Wow! What a trip! Roland Emmerich and his co-writer Dean Devlin have done it again—they destroyed a lot of popular landmarks and killed dozens of people. Only this time in the movie “2012,” they’ve really gone too far—they’ve turned the whole world into the Poseidon ship from “The Poseidon Adventure.” This makes their earlier end-of-the-world movie “The Day After Tomorrow” look simple. This movie, “The Day after Tomorrow,” and “The Poseidon Adventure” are all disaster movies in which something hazardous occurs and a colorful group of people must set aside their differences in order to survive together.

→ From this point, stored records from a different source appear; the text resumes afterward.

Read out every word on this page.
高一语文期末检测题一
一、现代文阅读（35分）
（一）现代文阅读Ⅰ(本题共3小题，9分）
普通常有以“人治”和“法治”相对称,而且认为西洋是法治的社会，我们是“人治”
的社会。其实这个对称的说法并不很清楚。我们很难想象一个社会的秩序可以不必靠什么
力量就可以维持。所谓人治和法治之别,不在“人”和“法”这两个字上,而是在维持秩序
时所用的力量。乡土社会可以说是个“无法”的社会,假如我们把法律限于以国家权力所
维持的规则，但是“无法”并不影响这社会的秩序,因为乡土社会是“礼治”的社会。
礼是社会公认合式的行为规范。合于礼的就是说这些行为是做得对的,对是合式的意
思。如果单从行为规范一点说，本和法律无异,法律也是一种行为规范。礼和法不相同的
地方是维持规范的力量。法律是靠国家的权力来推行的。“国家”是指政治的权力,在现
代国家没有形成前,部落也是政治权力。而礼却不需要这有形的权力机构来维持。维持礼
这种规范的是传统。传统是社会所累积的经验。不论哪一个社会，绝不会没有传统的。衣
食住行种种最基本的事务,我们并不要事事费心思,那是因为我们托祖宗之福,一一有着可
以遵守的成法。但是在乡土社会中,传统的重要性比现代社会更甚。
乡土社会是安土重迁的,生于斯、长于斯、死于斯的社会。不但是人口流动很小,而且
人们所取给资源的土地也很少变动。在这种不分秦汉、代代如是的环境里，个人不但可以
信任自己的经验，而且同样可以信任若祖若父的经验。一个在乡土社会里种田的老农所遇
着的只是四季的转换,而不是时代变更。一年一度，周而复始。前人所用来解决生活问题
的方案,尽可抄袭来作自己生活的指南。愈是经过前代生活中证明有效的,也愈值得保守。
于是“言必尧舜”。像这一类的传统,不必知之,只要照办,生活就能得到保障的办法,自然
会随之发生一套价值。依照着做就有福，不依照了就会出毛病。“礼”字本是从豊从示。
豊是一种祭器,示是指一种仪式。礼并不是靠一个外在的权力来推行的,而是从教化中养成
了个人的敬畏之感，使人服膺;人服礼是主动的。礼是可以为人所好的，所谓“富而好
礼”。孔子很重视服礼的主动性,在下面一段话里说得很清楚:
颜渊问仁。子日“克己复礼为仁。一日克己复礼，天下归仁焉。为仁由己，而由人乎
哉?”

But is “2012” as good as those other two disaster movies? I’m afraid, not quite. There is hardly a sense of quality character development (then again, there is hardly any quality in this movie), there are many scientific inaccuracies that would have been OK if it didn’t seem too silly, and the movie runs for almost 2 hours and 40 minutes which seems way longer, even through what the characters have to go through in the final half. But there are things I found pleasurable about “2012.” One is, even though these characters aren’t particularly well-developed, I still get an adrenaline rush watching them survive one disaster after another, barely escaping death about…2,012 times! I’ve always liked John Cusack, who is one of the most reliable actors not to get to an Oscar nomination yet, and he makes his writer character likable enough for us to root for him. The best performance in the movie goes to Chiwetel Ejiofor, who carries the movie’s major subplot. You see, while Cusack is racing to keep his family safe as the world collapses around them, Ejiofor is a geologist who really knows what’s going on and constantly argues with his superior (Oliver Platt), telling him that they need to save as many people as possible. But Platt is telling him that there’s no time and that they need to save the people they reserved for seats in secret arks (don’t ask) and not to worry about the other people. So while Cusack races to save his family, Ejiofor races to save what’s left of humanity and that’s kind of interesting to me. Plus, Chiwetel Ejiofor is an actor who has one of those voices that you can’t help but listen to in times of warning and trouble.

There are some pretty nifty disaster scenes, including the destruction of Los Angeles. These special effects are definitely top-notch. The adventure is set in motion when Jackson grows suspicious after what he had heard from wacky radio operator Woody Harrelson (a hoot), who warns Jackson of the coming apocalypse and shows him a video he made indicating when it would happen (reminds me of the video in “Jurassic Park”). So when Jackson returns home in a stretch limo, he picks up his wife, her new boyfriend, and the kids and they drive away right when the monstrous earthquakes (excuse the pun) shake everything up. To me, it’s fun when you’re driving away from something and there’s someone shouting, “Car! Tree! Donut!” (The big plaster donut rolls along the streets of LA.) There are also attempts at black humor, such as when the big Randy’s Donuts plaster donut comes sliding down the street and when the boyfriend says to take the freeway, there’s an instant cut to the freeway being destroyed as well. Now, it’s impossible to outrun falling buildings and earthquakes in a stretch limo, but I have to admit I didn’t care. All I kept thinking was, “GO GO GO!!!”

There are many more disasters these characters must face. Will they survive all of them? Well, let me say this. This is another Roland Emmerich disaster movie that makes you feel good at the end. Billions of people may have died, but as the feel-good music is heard, you feel a sense of redemption and relief. But there is a sense of creeping past billions of people who are definitely not going to make it out alive while you’re rooting for the main characters (including kids and a little dog) to survive. While I can’t recommend “2012,” I do have some affection for it. This is kind of a black joke at prophecy and disaster movies themselves and at that level, I guess I enjoyed it. But as a whole, the movie tries too hard and gets too silly that it’s almost tiresome.